Petites explications pour votre meilleure compréhension déjà fortement émoussée à ce stade de votre  palpitante lecture  …

Plus on remonte vers le Nord …  plus les vents forts sont permanents !

La zone de trafic est comme une toile d’araignée qui comporterait  un goulot de bouteille  à l’approche du « Cap York » (extrémité Nord).

Les vitesses de deux bateaux allant dans le même sens … se soustraient !

Il n’existe pas de règle maritime obligeant de dépasser par tribord ou par bâbord ! Les zones de trafic dans l’enceinte de la Grande Barrière sont à double sens alors qu’en Europe, elles sont à sens unique !

Nuit venteuse donc … mais toujours avec un angle de vent intéressant  (80° à 140°) ! Le vent était d’Est et n’est passé  Sud Est qu’en fin de nuit.
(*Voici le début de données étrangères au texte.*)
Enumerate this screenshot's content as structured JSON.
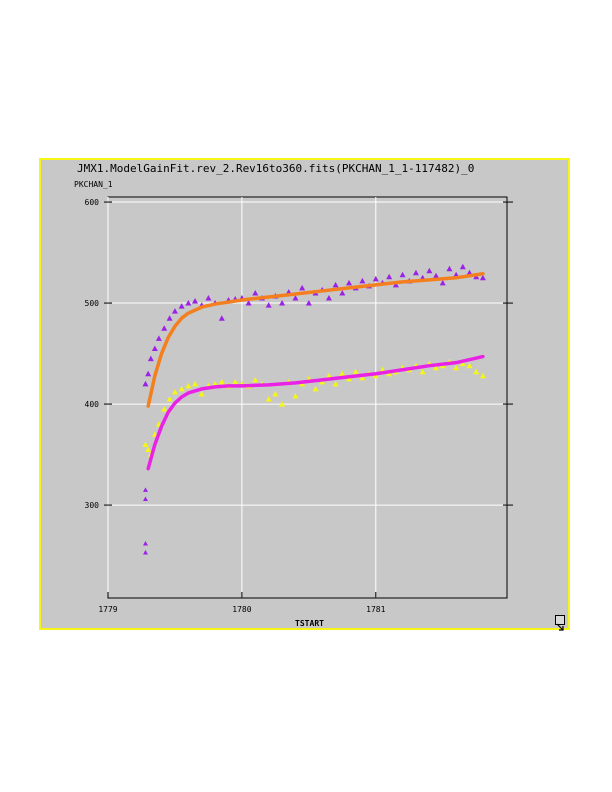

Cela n’explique donc pas les changements fréquents d’angle du vent !  En fait, la zone de trafic slalome entre les îlots et « patates de corail » … obligeant du même coup le plaisancier a changé d’allure très fréquemment. CQFD.
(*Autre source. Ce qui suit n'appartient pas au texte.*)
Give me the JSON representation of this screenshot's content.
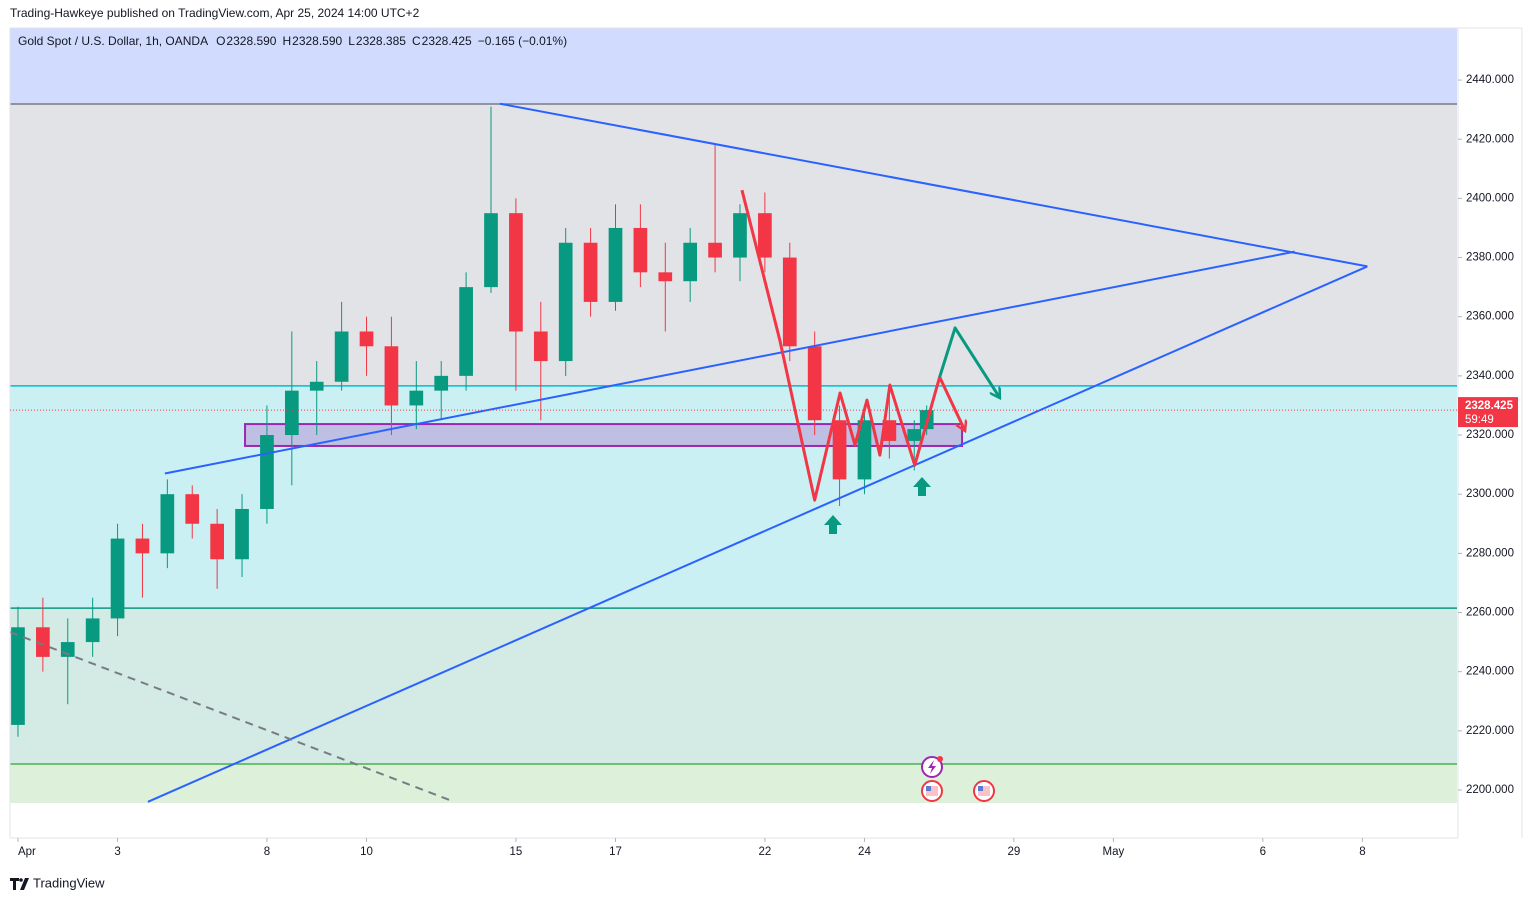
{
  "header": {
    "published": "Trading-Hawkeye published on TradingView.com, Apr 25, 2024 14:00 UTC+2"
  },
  "legend": {
    "symbol": "Gold Spot / U.S. Dollar, 1h, OANDA",
    "items": [
      {
        "key": "O",
        "value": "2328.590"
      },
      {
        "key": "H",
        "value": "2328.590"
      },
      {
        "key": "L",
        "value": "2328.385"
      },
      {
        "key": "C",
        "value": "2328.425"
      }
    ],
    "change": "−0.165 (−0.01%)"
  },
  "footer": {
    "brand": "TradingView"
  },
  "chart_data": {
    "type": "candlestick",
    "x": [
      0,
      0.5,
      1,
      1.5,
      2,
      2.5,
      3,
      3.5,
      4,
      4.5,
      5,
      5.5,
      6,
      6.5,
      7,
      7.5,
      8,
      8.5,
      9,
      9.5,
      10,
      10.5,
      11,
      11.5,
      12,
      12.5,
      13,
      13.5,
      14,
      14.5,
      15,
      15.5,
      16,
      16.5,
      17,
      17.5,
      18,
      18.25
    ],
    "open": [
      2222,
      2255,
      2245,
      2250,
      2258,
      2285,
      2280,
      2300,
      2290,
      2278,
      2295,
      2320,
      2335,
      2338,
      2355,
      2350,
      2330,
      2335,
      2340,
      2370,
      2395,
      2355,
      2345,
      2385,
      2365,
      2390,
      2375,
      2372,
      2385,
      2380,
      2395,
      2380,
      2350,
      2325,
      2305,
      2325,
      2318,
      2322
    ],
    "high": [
      2262,
      2265,
      2258,
      2265,
      2290,
      2290,
      2305,
      2303,
      2295,
      2300,
      2330,
      2355,
      2345,
      2365,
      2360,
      2360,
      2345,
      2345,
      2375,
      2431,
      2400,
      2365,
      2390,
      2390,
      2398,
      2398,
      2385,
      2390,
      2418,
      2398,
      2402,
      2385,
      2355,
      2330,
      2330,
      2335,
      2325,
      2330
    ],
    "low": [
      2218,
      2240,
      2229,
      2245,
      2252,
      2265,
      2275,
      2285,
      2268,
      2272,
      2290,
      2303,
      2320,
      2335,
      2340,
      2320,
      2322,
      2325,
      2335,
      2368,
      2335,
      2325,
      2340,
      2360,
      2362,
      2370,
      2355,
      2365,
      2375,
      2372,
      2375,
      2345,
      2320,
      2296,
      2300,
      2312,
      2308,
      2320
    ],
    "close": [
      2255,
      2245,
      2250,
      2258,
      2285,
      2280,
      2300,
      2290,
      2278,
      2295,
      2320,
      2335,
      2338,
      2355,
      2350,
      2330,
      2335,
      2340,
      2370,
      2395,
      2355,
      2345,
      2385,
      2365,
      2390,
      2375,
      2372,
      2385,
      2380,
      2395,
      2380,
      2350,
      2325,
      2305,
      2325,
      2318,
      2322,
      2328.425
    ],
    "up_color": "#089981",
    "down_color": "#f23645",
    "xlim": [
      -0.16,
      28.9
    ],
    "xticks": [
      {
        "value": 0,
        "label": "Apr"
      },
      {
        "value": 2,
        "label": "3"
      },
      {
        "value": 5,
        "label": "8"
      },
      {
        "value": 7,
        "label": "10"
      },
      {
        "value": 10,
        "label": "15"
      },
      {
        "value": 12,
        "label": "17"
      },
      {
        "value": 15,
        "label": "22"
      },
      {
        "value": 17,
        "label": "24"
      },
      {
        "value": 20,
        "label": "29"
      },
      {
        "value": 22,
        "label": "May"
      },
      {
        "value": 25,
        "label": "6"
      },
      {
        "value": 27,
        "label": "8"
      }
    ],
    "ylim": [
      2195.6,
      2457.6
    ],
    "yticks": [
      {
        "value": 2200,
        "label": "2200.000"
      },
      {
        "value": 2220,
        "label": "2220.000"
      },
      {
        "value": 2240,
        "label": "2240.000"
      },
      {
        "value": 2260,
        "label": "2260.000"
      },
      {
        "value": 2280,
        "label": "2280.000"
      },
      {
        "value": 2300,
        "label": "2300.000"
      },
      {
        "value": 2320,
        "label": "2320.000"
      },
      {
        "value": 2340,
        "label": "2340.000"
      },
      {
        "value": 2360,
        "label": "2360.000"
      },
      {
        "value": 2380,
        "label": "2380.000"
      },
      {
        "value": 2400,
        "label": "2400.000"
      },
      {
        "value": 2420,
        "label": "2420.000"
      },
      {
        "value": 2440,
        "label": "2440.000"
      }
    ],
    "bands": [
      {
        "from": 2431.9,
        "to": 2457.6,
        "color": "#d1dbfe"
      },
      {
        "from": 2336.6,
        "to": 2431.9,
        "color": "#e2e3e7"
      },
      {
        "from": 2261.5,
        "to": 2336.6,
        "color": "#cbf0f4"
      },
      {
        "from": 2208.8,
        "to": 2261.5,
        "color": "#d3ebe4"
      },
      {
        "from": 2195.6,
        "to": 2208.8,
        "color": "#ddf1da"
      }
    ],
    "levels": [
      {
        "price": 2431.9,
        "color": "#787b86"
      },
      {
        "price": 2336.6,
        "color": "#00bcd4"
      },
      {
        "price": 2261.5,
        "color": "#089981"
      },
      {
        "price": 2208.8,
        "color": "#4caf50"
      }
    ],
    "last": 2328.425,
    "countdown": "59:49",
    "last_color": "#f23645",
    "drawings": [
      {
        "kind": "line",
        "color": "#2962ff",
        "points": [
          [
            9.68,
            2432
          ],
          [
            27.1,
            2377
          ]
        ]
      },
      {
        "kind": "line",
        "color": "#2962ff",
        "points": [
          [
            2.95,
            2307
          ],
          [
            25.64,
            2382
          ]
        ]
      },
      {
        "kind": "line",
        "color": "#2962ff",
        "points": [
          [
            2.61,
            2196
          ],
          [
            27.1,
            2377
          ]
        ]
      },
      {
        "kind": "dashed",
        "color": "#787b86",
        "points": [
          [
            -0.16,
            2253.4
          ],
          [
            8.67,
            2196.6
          ]
        ]
      },
      {
        "kind": "rect",
        "color": "#9c27b0",
        "points": [
          [
            4.56,
            2323.7
          ],
          [
            18.96,
            2316.3
          ]
        ]
      },
      {
        "kind": "arrow",
        "color": "#f23645",
        "points": [
          [
            14.54,
            2402.8
          ],
          [
            15.3,
            2352.1
          ],
          [
            16.0,
            2298.0
          ],
          [
            16.51,
            2334.2
          ],
          [
            16.81,
            2316.6
          ],
          [
            17.05,
            2331.8
          ],
          [
            17.31,
            2313.2
          ],
          [
            17.51,
            2336.9
          ],
          [
            18.01,
            2309.8
          ],
          [
            18.51,
            2339.6
          ],
          [
            19.02,
            2321.4
          ]
        ]
      },
      {
        "kind": "arrow",
        "color": "#089981",
        "points": [
          [
            18.51,
            2339.6
          ],
          [
            18.82,
            2356.2
          ],
          [
            19.72,
            2332.5
          ]
        ]
      }
    ]
  }
}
Je ne conseille d’ailleurs pas à un navigateur solitaire de se lancer, de nuit, en cette zone car une veille permanente est absolument indispensable.

Dimanche  22.

A 7 heures, nous avons atteint « Margaret Bay » que venaient de quitter « Obione » et  « Badoc » … leurs places étaient encore chaudes ! Je ne vous raconte pas les échanges par VHF … cela caquetait de tous les côtés !

Le mouillage est confortable même si on n’est pas protégé du vent et que du fetch est à déplorer surtout pour nous qui ne pouvons jeter l’ancre sur un fond de 2 mètres … nous sommes mouillés sur un fond de sable  de  3,7 mètres et donc plus éloigné du rivage. J’ai adoré ce mouillage idéalement situé et champêtre.
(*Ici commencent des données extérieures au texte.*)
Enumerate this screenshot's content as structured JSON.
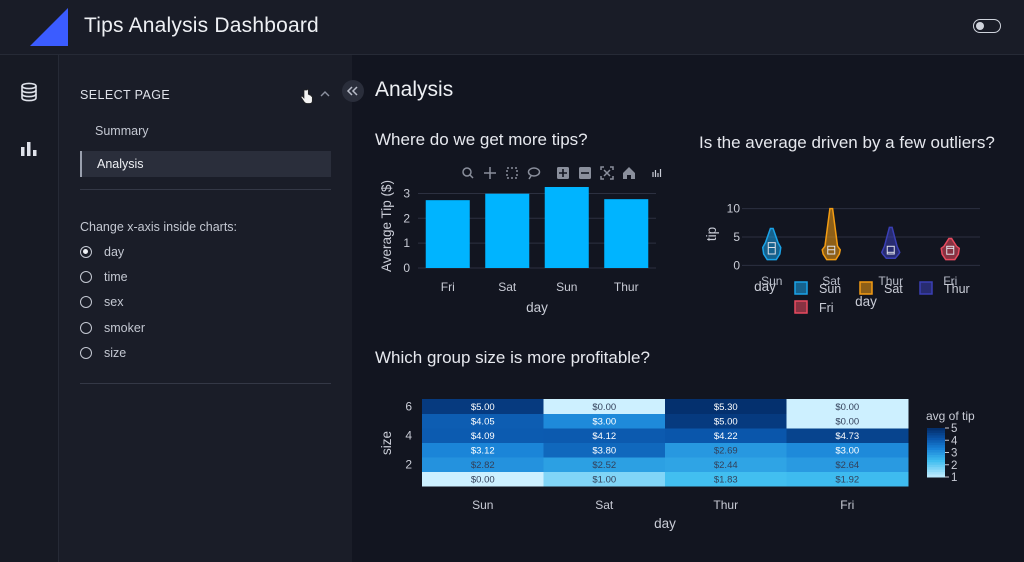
{
  "app": {
    "title": "Tips Analysis Dashboard",
    "brand_color": "#3b5cff"
  },
  "rail": {
    "icons": [
      "database-icon",
      "bar-chart-icon"
    ]
  },
  "sidebar": {
    "select_page_label": "SELECT PAGE",
    "pages": [
      {
        "label": "Summary",
        "active": false
      },
      {
        "label": "Analysis",
        "active": true
      }
    ],
    "xaxis_prompt": "Change x-axis inside charts:",
    "xaxis_options": [
      {
        "label": "day",
        "checked": true
      },
      {
        "label": "time",
        "checked": false
      },
      {
        "label": "sex",
        "checked": false
      },
      {
        "label": "smoker",
        "checked": false
      },
      {
        "label": "size",
        "checked": false
      }
    ]
  },
  "main": {
    "heading": "Analysis",
    "q1": "Where do we get more tips?",
    "q2": "Is the average driven by a few outliers?",
    "q3": "Which group size is more profitable?"
  },
  "chart_data": [
    {
      "type": "bar",
      "categories": [
        "Fri",
        "Sat",
        "Sun",
        "Thur"
      ],
      "values": [
        2.73,
        2.99,
        3.26,
        2.77
      ],
      "xlabel": "day",
      "ylabel": "Average Tip ($)",
      "ylim": [
        0,
        3.3
      ],
      "yticks": [
        0,
        1,
        2,
        3
      ],
      "color": "#00b4ff",
      "modebar_icons": [
        "zoom-icon",
        "pan-icon",
        "box-select-icon",
        "lasso-icon",
        "zoom-in-icon",
        "zoom-out-icon",
        "autoscale-icon",
        "reset-axes-icon",
        "plotly-logo-icon"
      ]
    },
    {
      "type": "violin",
      "categories": [
        "Sun",
        "Sat",
        "Thur",
        "Fri"
      ],
      "xlabel": "day",
      "ylabel": "tip",
      "ylim": [
        -1,
        11
      ],
      "yticks": [
        0,
        5,
        10
      ],
      "series": [
        {
          "name": "Sun",
          "color": "#1aa3e8",
          "min": 1.01,
          "q1": 2.0,
          "median": 3.15,
          "q3": 4.0,
          "max": 6.5
        },
        {
          "name": "Sat",
          "color": "#f39c12",
          "min": 1.0,
          "q1": 2.0,
          "median": 2.75,
          "q3": 3.37,
          "max": 10.0
        },
        {
          "name": "Thur",
          "color": "#3a3fb5",
          "min": 1.25,
          "q1": 2.0,
          "median": 2.3,
          "q3": 3.36,
          "max": 6.7
        },
        {
          "name": "Fri",
          "color": "#e84a5f",
          "min": 1.0,
          "q1": 1.96,
          "median": 3.0,
          "q3": 3.36,
          "max": 4.73
        }
      ],
      "legend": [
        "Sun",
        "Sat",
        "Thur",
        "Fri"
      ]
    },
    {
      "type": "heatmap",
      "x": [
        "Sun",
        "Sat",
        "Thur",
        "Fri"
      ],
      "y": [
        1,
        2,
        3,
        4,
        5,
        6
      ],
      "z": [
        [
          0.0,
          1.0,
          1.83,
          1.92
        ],
        [
          2.82,
          2.52,
          2.44,
          2.64
        ],
        [
          3.12,
          3.8,
          2.69,
          3.0
        ],
        [
          4.09,
          4.12,
          4.22,
          4.73
        ],
        [
          4.05,
          3.0,
          5.0,
          0.0
        ],
        [
          5.0,
          0.0,
          5.3,
          0.0
        ]
      ],
      "labels": [
        [
          "$0.00",
          "$1.00",
          "$1.83",
          "$1.92"
        ],
        [
          "$2.82",
          "$2.52",
          "$2.44",
          "$2.64"
        ],
        [
          "$3.12",
          "$3.80",
          "$2.69",
          "$3.00"
        ],
        [
          "$4.09",
          "$4.12",
          "$4.22",
          "$4.73"
        ],
        [
          "$4.05",
          "$3.00",
          "$5.00",
          "$0.00"
        ],
        [
          "$5.00",
          "$0.00",
          "$5.30",
          "$0.00"
        ]
      ],
      "xlabel": "day",
      "ylabel": "size",
      "yticks": [
        2,
        4,
        6
      ],
      "colorbar_title": "avg of tip",
      "colorbar_ticks": [
        1,
        2,
        3,
        4,
        5
      ],
      "zrange": [
        0,
        5.3
      ]
    }
  ]
}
Vers  10.30  heures, « Panisse »  de Marie & Jack arrivait à notre mouillage tandis que « Ichtus » passait au loin ! Nous n’avons pas pu apprendre quand il avait quitté son mouillage mais selon nous, soit il est parti trop tôt, soit il a marché trop fort car il est trop en avance pour traverser « Torres Strait » de jour et avec le courant …

Vers 14.30 heures, nous avons vu passer  « Chapter Two »  qui se rendait à « Escape River » où  « Badoc », « Obione » et « Eutikia » passaient la nuit.

Nous avons eu un passager clandestin assez inhabituel durant une dizaine minutes … le temps de le prendre en photo sous tous les angles avant qu’il ne comprenne qu’il n’était peut-être pas tout-à-fait le bienvenu ! Le pauvre, en voulant prendre son envol, ses ailes se sont emmêlées dans la filière … et il est tombé à l’eau ! Plouf.  Je rassure de suite les âmes sensibles … il s’agit d’un oiseau de mer et il ne s’est pas noyé ! En le cas contraire, je lui aurais fait du bouche à bouche.

Lundi  23.

Après une superbe nuit, nous nous sommes réveillés sur un plan d’eau qui n’avait pas beaucoup changé de physionomie depuis la veille : « Edwina 2 » était revenu à sa place habituelle après avoir pêché toute la nuit et « Panisse » était toujours à son mouillage, un peu devant nous.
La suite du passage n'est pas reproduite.